The high occurrence of SPB spots within slash pine was a surprise to us.  We know of no previous attempts to quantify the susceptibility across a landscape of slash pine vs. other southern pines.  The conventional wisdom seems to have been that slash pine is quite resistant to SPB, similar to longleaf pine.  In fact, it contained twice as many spots / 100 km2 as loblolly stands.  More studies in other forests and other years are needed to determine if this pattern is as general as the low susceptibility of longleaf relative to loblolly.  Our unquantified observations during 2004 suggested quite high levels of mortality in attacking adult beetles within slash pine - apparently as a result of the copious resin flow.   However, the three spots that we studied in detail all grew throughout the summer, and one of them grew very rapidly (average of 1 new tree attacked per day from 23 July to 3 September); see visualization of attack progression.  So it seemed that beetle reproduction in slash pine was quite good in spite of the mortality of attacking adults.  Beetle population growth during 2004 in the Chickasawhay was undoubtedly increased by very low abundances of the predator, Thanasimus dubius.  On our sticky traps within active spots, we captured an average of only 1 T. dubius / 60 SPB, compared to 1 T. dubius / 10 SPB during two summers using the same protocol in the Oakmulgee RD.  We solicit any hypotheses that might explain why SPB spots occur in slash pine more often than loblolly pine.  During 2005, if there are continuing infestations in the Chickasawhay, we hope to quantitatively compare the reproductive success of SPB in slash pine vs. loblolly vs. longleaf.  We cannot assume that host preference is correlated with reproductive performance.  In the Bankhead National Forest, SPB attacked Virginia pine in preference to loblolly pine, even though it was a less suitable host for reproduction (Veysey et al. 2002, Ylioja et al., in review).

References cited
Wahlenberg, W.G. 1946. Longleaf pine: its use, ecology, regeneration, protection, growth, and management. Charles Lathrop Pack Foundation, Washington, D. C.
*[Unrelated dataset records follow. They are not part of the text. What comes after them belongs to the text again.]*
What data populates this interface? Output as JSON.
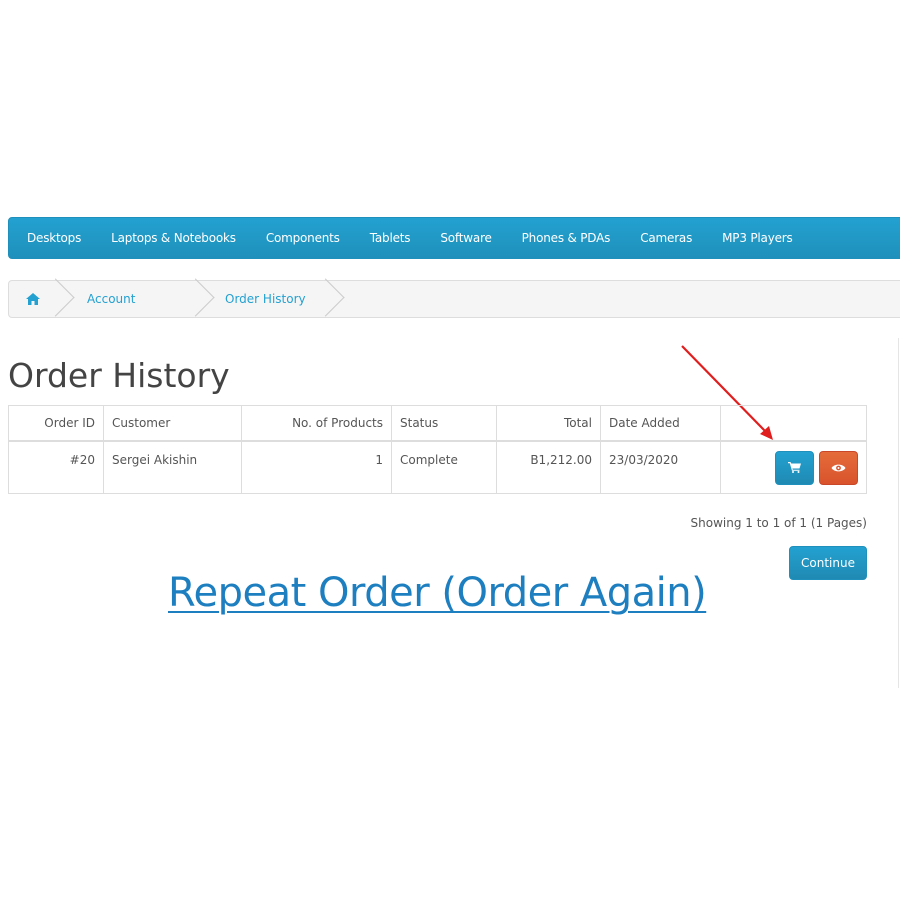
{
  "menu": {
    "items": [
      {
        "label": "Desktops"
      },
      {
        "label": "Laptops & Notebooks"
      },
      {
        "label": "Components"
      },
      {
        "label": "Tablets"
      },
      {
        "label": "Software"
      },
      {
        "label": "Phones & PDAs"
      },
      {
        "label": "Cameras"
      },
      {
        "label": "MP3 Players"
      }
    ]
  },
  "breadcrumb": {
    "home_icon": "home-icon",
    "items": [
      {
        "label": "Account"
      },
      {
        "label": "Order History"
      }
    ]
  },
  "page": {
    "title": "Order History"
  },
  "orders_table": {
    "headers": {
      "order_id": "Order ID",
      "customer": "Customer",
      "products": "No. of Products",
      "status": "Status",
      "total": "Total",
      "date_added": "Date Added"
    },
    "rows": [
      {
        "order_id": "#20",
        "customer": "Sergei Akishin",
        "products": "1",
        "status": "Complete",
        "total": "B1,212.00",
        "date_added": "23/03/2020",
        "actions": {
          "reorder_icon": "shopping-cart-icon",
          "view_icon": "eye-icon"
        }
      }
    ]
  },
  "pagination": {
    "text": "Showing 1 to 1 of 1 (1 Pages)"
  },
  "buttons": {
    "continue": "Continue"
  },
  "promo": {
    "text": "Repeat Order (Order Again)"
  },
  "colors": {
    "primary": "#23a1d1",
    "danger": "#e0583a",
    "arrow": "#e01e1e",
    "promo": "#1e7fc0"
  }
}
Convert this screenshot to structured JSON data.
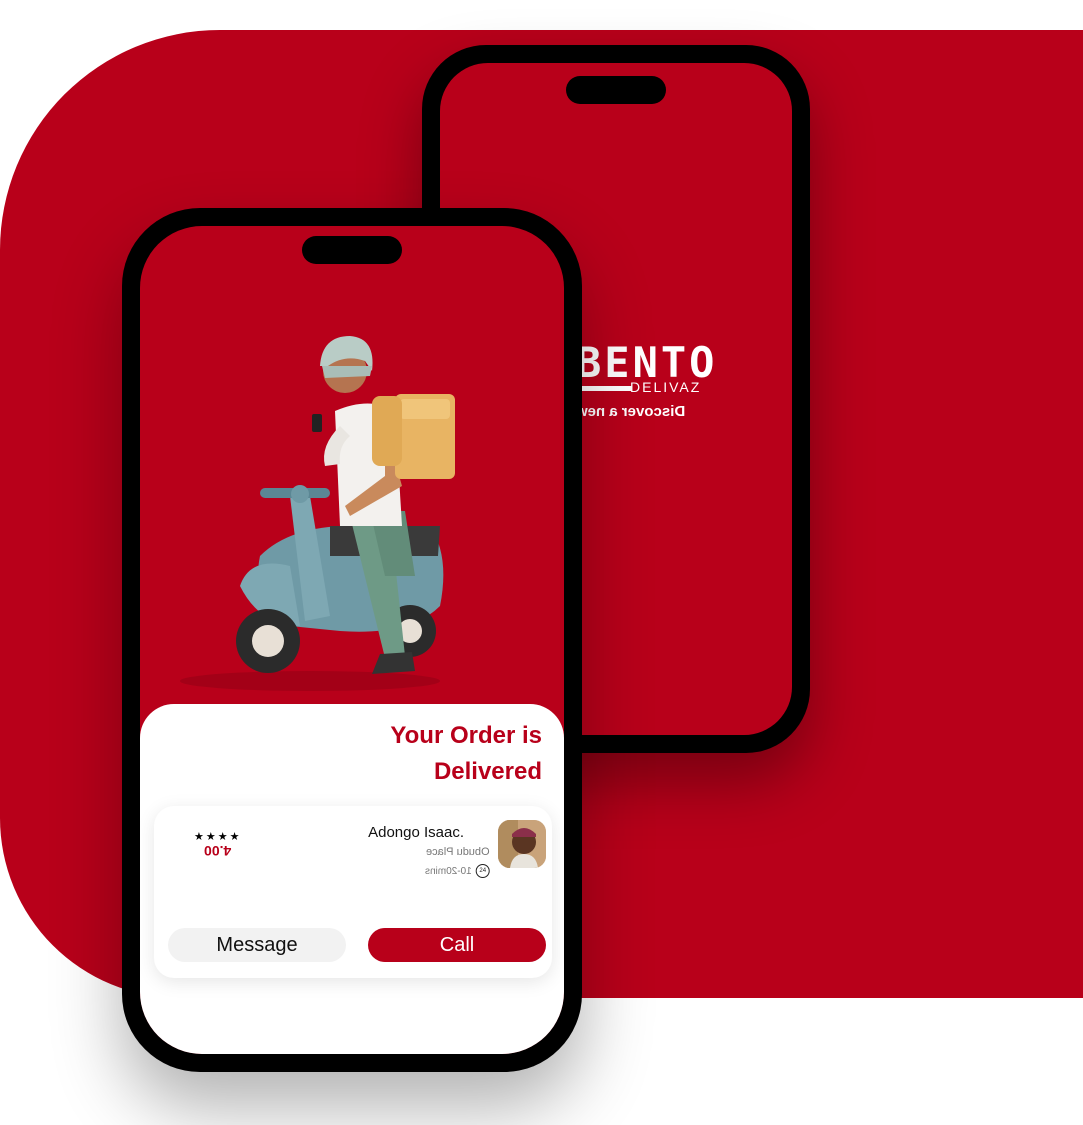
{
  "colors": {
    "brand_red": "#b8001a",
    "white": "#ffffff",
    "device_black": "#000000"
  },
  "splash_screen": {
    "logo_main": "BENTO",
    "logo_sub": "DELIVAZ",
    "tagline": "Discover a new"
  },
  "delivery_screen": {
    "illustration": "courier-on-scooter-illustration",
    "title": "Your Order is Delivered",
    "driver": {
      "name": "Adongo Isaac.",
      "place": "Obudu Place",
      "eta": "10-20mins",
      "rating": "4.00",
      "stars": "★★★★"
    },
    "buttons": {
      "message": "Message",
      "call": "Call"
    }
  }
}
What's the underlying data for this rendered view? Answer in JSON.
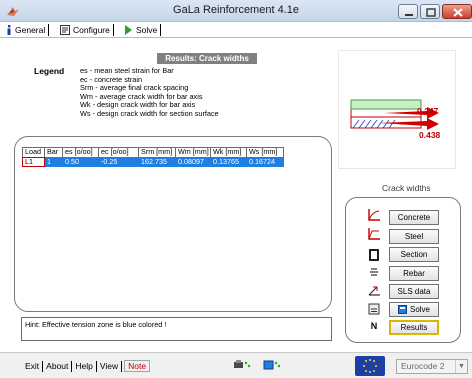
{
  "window": {
    "title": "GaLa Reinforcement 4.1e"
  },
  "tabs": [
    {
      "label": "General"
    },
    {
      "label": "Configure"
    },
    {
      "label": "Solve"
    }
  ],
  "section_title": "Results: Crack widths",
  "legend": {
    "title": "Legend",
    "lines": [
      "es  - mean steel strain for Bar",
      "ec  - concrete strain",
      "Srm - average final crack spacing",
      "Wm  - average crack width for bar axis",
      "Wk  - design crack width for bar axis",
      "Ws  - design crack width for section surface"
    ]
  },
  "diagram": {
    "label_top": "0.247",
    "label_bottom": "0.438"
  },
  "table": {
    "columns": [
      "Load",
      "Bar",
      "es [o/oo]",
      "ec [o/oo]",
      "Srm [mm]",
      "Wm [mm]",
      "Wk [mm]",
      "Ws [mm]"
    ],
    "rows": [
      [
        "L1",
        "1",
        "0.50",
        "-0.25",
        "162.735",
        "0.08097",
        "0.13765",
        "0.16724"
      ]
    ]
  },
  "hint": "Hint: Effective tension zone is blue colored !",
  "crack_widths": {
    "label": "Crack widths",
    "buttons": [
      "Concrete",
      "Steel",
      "Section",
      "Rebar",
      "SLS data",
      "Solve",
      "Results"
    ],
    "side_letter": "N"
  },
  "footer": {
    "menu": [
      "Exit",
      "About",
      "Help",
      "View",
      "Note"
    ],
    "standard": "Eurocode 2"
  },
  "colors": {
    "selection_blue": "#1e7fe0",
    "accent_red": "#c00000",
    "titlebar": "#c6d6ea"
  }
}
Veysey, J. S., M. P. Ayres, M. J. Lombardero, R. W. Hofstetter, and K. Klepzig. 2003. Relative suitability of Virginia pine and loblolly pine as host species for Dendroctonus frontalis (Coleoptera: Scolytidae). Environmental Entomology 32: 668-679. Electronic link.

Ylioja, T., D. H. Slone, and M. P. Ayres. Mismatch between herbivore behavior and demographics explains scale-dependence of host susceptibility in two pine species. In review, Forest Science. Electronic link.